Blick auf die Veranstaltungsteilnehmer und KfW-Fördermittelfachmann Markus Merzbach.

Pressetext aus dem Schlitzer Bote vom 14.09.2017

Marktplatz energetische Sanierungsmaßnahmen
Volksbank gibt Überblick über Förderprogramme / Kompetenz und Beratungsqualität

Mit Spezialisten für das Thema energetische Sanierungsmaßnahmen hatte die Volksbank Lauterbach-Schlitz eG Anfang September das große Sitzungszimmer in der Hauptstelle gefüllt.

Handwerker, Energieberater und Finanzierungsfachleute waren der Einladung zum „Marktplatz energetische Sanierungsmaßnahmen im Gebäudebestand“ gefolgt.
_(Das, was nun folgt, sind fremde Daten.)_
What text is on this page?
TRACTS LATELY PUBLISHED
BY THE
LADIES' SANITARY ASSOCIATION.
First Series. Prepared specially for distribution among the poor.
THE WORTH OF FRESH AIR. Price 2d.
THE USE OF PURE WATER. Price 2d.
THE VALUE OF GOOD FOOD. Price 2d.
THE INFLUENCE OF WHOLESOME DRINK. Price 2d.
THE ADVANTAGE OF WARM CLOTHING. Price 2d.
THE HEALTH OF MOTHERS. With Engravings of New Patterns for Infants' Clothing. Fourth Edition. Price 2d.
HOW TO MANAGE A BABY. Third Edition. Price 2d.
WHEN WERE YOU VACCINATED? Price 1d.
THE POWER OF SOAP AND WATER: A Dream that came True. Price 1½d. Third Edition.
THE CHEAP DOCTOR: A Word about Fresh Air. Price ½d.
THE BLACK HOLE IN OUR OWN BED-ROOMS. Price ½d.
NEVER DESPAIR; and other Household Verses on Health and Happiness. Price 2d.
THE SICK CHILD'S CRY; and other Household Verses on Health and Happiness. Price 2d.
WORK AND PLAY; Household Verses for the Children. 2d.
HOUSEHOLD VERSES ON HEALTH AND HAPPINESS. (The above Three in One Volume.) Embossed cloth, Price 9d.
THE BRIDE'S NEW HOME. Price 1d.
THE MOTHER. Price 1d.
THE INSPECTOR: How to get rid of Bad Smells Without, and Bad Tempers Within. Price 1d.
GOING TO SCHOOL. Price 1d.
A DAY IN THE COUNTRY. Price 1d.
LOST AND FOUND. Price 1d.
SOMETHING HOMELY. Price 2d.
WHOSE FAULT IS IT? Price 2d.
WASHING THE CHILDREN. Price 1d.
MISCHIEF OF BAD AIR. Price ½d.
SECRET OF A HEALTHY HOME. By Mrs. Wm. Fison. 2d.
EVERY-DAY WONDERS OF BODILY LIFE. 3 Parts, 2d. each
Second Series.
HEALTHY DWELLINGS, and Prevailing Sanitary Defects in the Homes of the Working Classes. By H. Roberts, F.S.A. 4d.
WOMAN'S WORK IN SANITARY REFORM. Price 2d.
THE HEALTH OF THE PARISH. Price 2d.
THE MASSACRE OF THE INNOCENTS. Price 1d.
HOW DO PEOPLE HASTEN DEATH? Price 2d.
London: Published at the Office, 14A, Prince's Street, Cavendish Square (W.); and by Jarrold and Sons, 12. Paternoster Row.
Vorstandsvorsitzender Norbert Lautenschläger durfte in seiner Begrüßung berichten, dass die Bank erst kürzlich zum 8. Mal in den vergangenen neun Jahren den Fördermittelpreis der genossenschaftlichen Zentralbank, DZ Bank, erhalten habe. Was liegt also näher, als an dieser Kompetenz und Beratungsqualität die Firmenkunden teilhaben zu lassen?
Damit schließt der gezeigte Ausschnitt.